Finalement, c’est une ligne de crête qui n’est pas toujours facile, toujours comprise, mais qui est essentielle.

Vous vous positionnez entre les deux pour faire le lien entre cet écosystème Web 3 et les institutionnels, c’est bien ça ?

On essaye d’être dans les deux à la fois. On essaye d’être un acteur crédible du Web 3 et d’être un acteur qui construit un marché. En réalité, ce marché ne sera pas viable sans acteurs institutionnels.

Aujourd’hui, et notamment depuis les expérimentations que l’on a faites avec le protocole de finance décentraliser MakerDAO ou le projet du stablecoin, on a énormément de demandes d’acteurs qui sont soit les acteurs DeFi, soit des acteurs du secteur des crypto actifs ou autres, qui veulent faire des partenariats.
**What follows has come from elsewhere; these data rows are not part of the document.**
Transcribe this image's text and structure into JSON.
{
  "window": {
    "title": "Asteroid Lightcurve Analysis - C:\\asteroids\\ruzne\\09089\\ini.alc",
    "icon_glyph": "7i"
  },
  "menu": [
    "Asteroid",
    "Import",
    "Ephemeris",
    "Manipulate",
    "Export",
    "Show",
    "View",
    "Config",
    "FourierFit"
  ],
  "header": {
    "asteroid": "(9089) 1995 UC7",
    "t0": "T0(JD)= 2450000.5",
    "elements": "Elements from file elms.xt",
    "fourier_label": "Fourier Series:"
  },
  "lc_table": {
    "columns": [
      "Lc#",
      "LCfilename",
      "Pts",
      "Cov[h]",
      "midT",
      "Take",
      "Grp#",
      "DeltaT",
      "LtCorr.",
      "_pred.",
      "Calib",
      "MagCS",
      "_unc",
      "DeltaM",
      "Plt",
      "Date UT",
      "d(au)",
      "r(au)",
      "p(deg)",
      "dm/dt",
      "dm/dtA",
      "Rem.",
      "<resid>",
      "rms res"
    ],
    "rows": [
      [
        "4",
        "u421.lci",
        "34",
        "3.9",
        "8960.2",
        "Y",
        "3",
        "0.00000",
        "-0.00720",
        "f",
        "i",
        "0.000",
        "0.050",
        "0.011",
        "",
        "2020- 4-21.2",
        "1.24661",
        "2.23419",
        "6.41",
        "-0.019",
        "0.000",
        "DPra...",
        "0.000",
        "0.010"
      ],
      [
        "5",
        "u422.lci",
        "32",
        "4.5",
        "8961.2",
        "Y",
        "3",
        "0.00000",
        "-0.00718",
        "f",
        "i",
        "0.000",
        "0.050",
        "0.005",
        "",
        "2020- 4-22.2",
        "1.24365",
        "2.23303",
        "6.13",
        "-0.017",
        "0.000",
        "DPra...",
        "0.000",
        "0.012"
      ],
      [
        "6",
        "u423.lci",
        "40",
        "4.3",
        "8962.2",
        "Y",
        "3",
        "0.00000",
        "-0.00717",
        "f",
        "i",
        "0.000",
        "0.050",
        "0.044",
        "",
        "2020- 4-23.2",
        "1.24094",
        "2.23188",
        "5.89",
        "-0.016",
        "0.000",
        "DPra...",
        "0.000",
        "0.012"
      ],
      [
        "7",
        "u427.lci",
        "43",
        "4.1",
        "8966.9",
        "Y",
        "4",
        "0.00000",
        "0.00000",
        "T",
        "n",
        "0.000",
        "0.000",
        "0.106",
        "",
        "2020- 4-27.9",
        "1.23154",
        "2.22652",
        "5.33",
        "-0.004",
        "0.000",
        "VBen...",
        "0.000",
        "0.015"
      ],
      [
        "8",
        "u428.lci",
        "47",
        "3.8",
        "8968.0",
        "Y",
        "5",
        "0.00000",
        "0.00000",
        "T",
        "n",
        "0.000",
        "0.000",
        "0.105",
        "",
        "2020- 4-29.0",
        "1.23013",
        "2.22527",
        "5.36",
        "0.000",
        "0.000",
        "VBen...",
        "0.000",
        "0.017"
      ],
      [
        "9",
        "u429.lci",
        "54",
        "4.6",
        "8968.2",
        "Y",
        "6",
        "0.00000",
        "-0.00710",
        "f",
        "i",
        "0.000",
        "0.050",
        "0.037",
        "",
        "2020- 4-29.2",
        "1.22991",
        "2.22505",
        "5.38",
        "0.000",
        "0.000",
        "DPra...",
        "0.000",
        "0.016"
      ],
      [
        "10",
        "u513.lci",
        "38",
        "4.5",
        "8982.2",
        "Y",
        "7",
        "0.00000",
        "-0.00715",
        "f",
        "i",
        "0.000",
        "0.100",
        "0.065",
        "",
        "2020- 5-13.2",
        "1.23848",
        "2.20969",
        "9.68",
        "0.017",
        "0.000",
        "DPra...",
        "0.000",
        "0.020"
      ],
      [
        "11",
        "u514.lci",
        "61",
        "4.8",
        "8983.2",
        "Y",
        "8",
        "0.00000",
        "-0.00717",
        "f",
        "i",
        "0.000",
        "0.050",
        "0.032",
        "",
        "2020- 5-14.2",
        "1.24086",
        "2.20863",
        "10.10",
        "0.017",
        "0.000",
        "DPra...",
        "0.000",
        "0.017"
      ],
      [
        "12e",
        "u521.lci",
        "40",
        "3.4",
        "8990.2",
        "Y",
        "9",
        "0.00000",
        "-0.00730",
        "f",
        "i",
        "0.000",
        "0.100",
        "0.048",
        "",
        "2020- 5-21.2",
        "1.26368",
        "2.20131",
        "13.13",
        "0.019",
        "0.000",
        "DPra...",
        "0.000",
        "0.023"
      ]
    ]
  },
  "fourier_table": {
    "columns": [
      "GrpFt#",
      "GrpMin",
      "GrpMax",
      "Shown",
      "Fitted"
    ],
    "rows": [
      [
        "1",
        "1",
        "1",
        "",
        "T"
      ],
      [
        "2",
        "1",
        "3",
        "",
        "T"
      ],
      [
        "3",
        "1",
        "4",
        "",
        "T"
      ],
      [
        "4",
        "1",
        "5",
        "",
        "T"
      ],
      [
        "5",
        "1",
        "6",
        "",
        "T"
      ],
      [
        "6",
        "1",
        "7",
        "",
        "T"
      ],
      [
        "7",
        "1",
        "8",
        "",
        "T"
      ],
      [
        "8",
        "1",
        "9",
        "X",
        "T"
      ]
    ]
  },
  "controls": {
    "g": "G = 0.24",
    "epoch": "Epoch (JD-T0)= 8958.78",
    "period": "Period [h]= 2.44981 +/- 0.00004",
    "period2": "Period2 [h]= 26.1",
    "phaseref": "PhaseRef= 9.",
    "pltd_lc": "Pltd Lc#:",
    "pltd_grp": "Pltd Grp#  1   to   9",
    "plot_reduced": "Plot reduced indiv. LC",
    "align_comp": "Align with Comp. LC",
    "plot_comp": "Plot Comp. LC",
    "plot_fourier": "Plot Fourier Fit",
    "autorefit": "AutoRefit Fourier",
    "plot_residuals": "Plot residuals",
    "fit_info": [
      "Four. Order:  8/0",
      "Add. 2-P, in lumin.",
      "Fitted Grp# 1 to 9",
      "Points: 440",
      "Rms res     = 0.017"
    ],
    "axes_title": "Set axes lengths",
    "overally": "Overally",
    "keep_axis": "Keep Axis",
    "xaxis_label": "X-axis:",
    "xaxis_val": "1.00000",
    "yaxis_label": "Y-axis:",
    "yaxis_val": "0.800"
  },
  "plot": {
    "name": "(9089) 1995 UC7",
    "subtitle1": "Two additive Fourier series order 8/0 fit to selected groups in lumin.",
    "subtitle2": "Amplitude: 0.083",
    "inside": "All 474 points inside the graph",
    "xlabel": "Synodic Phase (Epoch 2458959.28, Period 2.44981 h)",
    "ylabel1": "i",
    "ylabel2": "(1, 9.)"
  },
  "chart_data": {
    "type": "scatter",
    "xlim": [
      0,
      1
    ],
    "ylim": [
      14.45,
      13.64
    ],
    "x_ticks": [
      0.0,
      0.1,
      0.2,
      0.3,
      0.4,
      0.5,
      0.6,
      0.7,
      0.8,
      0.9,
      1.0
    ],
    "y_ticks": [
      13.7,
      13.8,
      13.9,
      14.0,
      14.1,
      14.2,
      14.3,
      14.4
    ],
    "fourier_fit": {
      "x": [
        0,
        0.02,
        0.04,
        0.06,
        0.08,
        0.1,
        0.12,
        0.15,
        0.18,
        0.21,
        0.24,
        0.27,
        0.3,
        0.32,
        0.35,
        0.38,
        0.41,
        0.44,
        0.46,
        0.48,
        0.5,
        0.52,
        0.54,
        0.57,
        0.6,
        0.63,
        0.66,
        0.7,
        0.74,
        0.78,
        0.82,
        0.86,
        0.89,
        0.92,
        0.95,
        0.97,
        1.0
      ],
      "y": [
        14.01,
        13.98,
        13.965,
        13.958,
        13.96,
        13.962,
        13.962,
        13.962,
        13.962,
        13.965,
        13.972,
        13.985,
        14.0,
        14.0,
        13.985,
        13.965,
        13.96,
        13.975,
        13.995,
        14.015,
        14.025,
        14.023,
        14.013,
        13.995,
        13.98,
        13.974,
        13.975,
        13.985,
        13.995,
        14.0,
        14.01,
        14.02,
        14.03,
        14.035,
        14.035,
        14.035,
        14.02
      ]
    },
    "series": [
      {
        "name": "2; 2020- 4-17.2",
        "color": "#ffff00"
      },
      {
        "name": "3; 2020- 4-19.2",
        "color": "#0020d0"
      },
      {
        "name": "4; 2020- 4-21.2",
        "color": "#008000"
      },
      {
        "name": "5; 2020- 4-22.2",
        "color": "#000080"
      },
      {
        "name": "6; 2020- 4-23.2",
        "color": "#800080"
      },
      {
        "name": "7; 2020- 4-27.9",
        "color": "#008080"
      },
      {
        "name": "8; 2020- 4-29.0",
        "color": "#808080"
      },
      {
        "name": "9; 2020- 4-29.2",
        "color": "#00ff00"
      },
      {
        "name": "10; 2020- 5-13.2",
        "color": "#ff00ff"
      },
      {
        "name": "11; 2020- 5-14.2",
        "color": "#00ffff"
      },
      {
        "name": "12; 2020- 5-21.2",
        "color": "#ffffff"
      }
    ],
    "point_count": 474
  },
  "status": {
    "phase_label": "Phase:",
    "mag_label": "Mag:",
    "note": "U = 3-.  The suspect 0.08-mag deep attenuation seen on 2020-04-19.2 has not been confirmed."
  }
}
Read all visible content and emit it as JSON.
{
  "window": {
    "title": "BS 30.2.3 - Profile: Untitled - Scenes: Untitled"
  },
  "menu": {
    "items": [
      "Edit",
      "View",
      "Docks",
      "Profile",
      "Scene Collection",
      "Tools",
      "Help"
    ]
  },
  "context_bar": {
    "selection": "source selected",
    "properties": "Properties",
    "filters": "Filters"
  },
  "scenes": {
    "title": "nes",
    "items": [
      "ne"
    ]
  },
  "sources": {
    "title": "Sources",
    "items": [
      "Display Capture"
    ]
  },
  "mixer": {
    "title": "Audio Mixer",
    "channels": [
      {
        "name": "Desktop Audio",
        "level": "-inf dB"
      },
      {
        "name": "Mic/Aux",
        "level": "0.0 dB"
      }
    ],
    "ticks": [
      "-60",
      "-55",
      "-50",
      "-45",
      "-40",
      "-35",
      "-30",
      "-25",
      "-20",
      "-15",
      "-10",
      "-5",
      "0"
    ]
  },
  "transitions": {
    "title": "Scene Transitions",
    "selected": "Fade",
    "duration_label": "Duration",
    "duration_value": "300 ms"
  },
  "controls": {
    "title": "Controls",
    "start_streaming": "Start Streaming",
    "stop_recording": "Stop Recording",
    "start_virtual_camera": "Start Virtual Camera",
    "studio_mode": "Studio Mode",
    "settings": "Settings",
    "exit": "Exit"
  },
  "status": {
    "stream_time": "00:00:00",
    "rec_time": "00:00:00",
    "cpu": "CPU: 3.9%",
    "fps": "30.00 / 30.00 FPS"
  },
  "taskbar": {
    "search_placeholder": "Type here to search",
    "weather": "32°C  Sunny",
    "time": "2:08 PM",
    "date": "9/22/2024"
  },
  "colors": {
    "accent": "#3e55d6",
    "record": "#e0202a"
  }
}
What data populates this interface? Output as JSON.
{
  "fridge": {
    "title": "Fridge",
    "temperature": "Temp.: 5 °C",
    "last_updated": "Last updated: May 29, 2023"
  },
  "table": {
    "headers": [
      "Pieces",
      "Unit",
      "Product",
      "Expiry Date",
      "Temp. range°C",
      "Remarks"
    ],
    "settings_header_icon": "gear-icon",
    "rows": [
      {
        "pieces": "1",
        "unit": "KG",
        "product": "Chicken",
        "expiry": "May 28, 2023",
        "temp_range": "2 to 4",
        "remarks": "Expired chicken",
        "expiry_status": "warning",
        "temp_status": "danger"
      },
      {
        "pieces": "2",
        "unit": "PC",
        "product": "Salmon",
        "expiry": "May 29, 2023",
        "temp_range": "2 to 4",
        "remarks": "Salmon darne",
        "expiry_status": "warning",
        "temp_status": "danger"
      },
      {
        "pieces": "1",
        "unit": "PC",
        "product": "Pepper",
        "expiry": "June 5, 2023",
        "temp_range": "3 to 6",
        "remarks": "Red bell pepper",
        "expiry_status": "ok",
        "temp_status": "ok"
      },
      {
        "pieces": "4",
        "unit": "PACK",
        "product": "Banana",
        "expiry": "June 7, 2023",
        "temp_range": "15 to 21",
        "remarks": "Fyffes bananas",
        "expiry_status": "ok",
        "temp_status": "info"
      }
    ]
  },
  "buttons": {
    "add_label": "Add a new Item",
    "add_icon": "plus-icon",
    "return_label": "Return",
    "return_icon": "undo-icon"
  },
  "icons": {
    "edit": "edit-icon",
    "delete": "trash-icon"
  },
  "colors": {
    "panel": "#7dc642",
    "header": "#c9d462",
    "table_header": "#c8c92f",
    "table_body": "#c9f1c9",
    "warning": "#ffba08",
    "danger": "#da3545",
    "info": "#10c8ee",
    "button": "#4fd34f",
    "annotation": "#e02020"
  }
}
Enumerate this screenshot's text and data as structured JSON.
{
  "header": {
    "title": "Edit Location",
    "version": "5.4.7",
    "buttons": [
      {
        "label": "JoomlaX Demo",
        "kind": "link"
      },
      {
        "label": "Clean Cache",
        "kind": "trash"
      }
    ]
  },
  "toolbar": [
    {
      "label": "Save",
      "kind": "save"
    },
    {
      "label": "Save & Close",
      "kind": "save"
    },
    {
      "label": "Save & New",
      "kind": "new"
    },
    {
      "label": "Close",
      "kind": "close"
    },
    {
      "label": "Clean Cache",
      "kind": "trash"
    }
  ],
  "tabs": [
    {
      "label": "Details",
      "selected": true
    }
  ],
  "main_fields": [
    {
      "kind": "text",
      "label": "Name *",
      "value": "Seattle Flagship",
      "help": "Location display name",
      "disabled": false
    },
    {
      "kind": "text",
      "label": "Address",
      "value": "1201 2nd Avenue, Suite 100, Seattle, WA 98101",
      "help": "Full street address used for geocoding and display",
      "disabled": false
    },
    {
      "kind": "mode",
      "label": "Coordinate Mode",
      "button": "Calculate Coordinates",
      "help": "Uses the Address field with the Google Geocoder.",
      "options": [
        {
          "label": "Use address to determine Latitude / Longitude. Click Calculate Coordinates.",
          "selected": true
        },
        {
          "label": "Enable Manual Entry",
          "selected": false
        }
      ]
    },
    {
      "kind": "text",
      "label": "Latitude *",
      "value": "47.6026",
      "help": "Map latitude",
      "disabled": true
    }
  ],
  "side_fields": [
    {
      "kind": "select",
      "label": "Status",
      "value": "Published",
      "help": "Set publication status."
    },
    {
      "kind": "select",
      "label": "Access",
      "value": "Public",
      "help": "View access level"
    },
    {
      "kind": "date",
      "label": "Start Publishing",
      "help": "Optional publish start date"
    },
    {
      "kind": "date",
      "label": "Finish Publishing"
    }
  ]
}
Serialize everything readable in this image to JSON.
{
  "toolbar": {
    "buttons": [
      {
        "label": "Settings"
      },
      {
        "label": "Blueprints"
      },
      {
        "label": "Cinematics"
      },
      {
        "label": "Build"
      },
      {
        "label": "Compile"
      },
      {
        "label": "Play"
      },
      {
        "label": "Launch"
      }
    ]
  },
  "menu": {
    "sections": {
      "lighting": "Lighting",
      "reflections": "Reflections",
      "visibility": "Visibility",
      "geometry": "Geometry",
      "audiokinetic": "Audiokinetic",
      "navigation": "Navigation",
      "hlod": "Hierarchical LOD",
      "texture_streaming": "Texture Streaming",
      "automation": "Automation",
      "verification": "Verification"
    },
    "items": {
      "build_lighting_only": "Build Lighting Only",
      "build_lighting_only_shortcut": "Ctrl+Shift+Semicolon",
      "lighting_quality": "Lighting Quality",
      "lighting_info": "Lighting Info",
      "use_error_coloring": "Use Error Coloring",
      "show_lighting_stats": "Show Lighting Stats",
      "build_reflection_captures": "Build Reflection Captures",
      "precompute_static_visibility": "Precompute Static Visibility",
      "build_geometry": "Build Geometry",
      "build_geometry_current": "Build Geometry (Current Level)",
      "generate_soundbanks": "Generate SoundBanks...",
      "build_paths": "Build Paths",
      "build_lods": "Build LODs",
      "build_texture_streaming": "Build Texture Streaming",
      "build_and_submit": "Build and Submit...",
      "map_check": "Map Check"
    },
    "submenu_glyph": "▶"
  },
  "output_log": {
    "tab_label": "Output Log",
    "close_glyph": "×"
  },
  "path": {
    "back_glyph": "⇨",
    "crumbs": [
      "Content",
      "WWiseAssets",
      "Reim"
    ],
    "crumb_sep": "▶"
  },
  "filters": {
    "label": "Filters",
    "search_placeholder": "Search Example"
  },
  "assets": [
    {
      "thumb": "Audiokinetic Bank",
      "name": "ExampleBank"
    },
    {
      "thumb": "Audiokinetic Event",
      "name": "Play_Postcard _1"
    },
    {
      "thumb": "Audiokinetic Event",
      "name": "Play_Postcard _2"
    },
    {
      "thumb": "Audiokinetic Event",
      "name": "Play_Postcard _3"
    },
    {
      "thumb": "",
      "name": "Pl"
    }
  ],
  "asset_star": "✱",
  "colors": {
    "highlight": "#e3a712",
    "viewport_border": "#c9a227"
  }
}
Cela montre qu’aujourd’hui, ces deux univers entre de plus en plus en dialogue.

Nous avons à la fois la liberté, mais aussi la responsabilité d’être un des premiers acteurs qui expérimentent et travaillent concrètement sur des cas d’usages financiers lié à cette technologie.

Certains internautes avaient remarqué que pour réaliser une transaction, elle devait être approuvée avant par une entité. J’imagine que c’est pour vous conformer à la législation, mais quel est l’intérêt ? Cela ne rend-il pas le smart contract inutile si vous devez approuver chaque transaction ?

Il y a vraiment le besoin d’avoir une structure juridique sécurisée et d’avoir la possibilité de répondre à tous nos engagements, notamment en matière de contrôle de conformité réglementaire. Que ce soit en matière de lutte contre le blanchiment de capitaux, de vérification de la clientèle qui voit ici de contrôles côté sanctions, embargos et autres.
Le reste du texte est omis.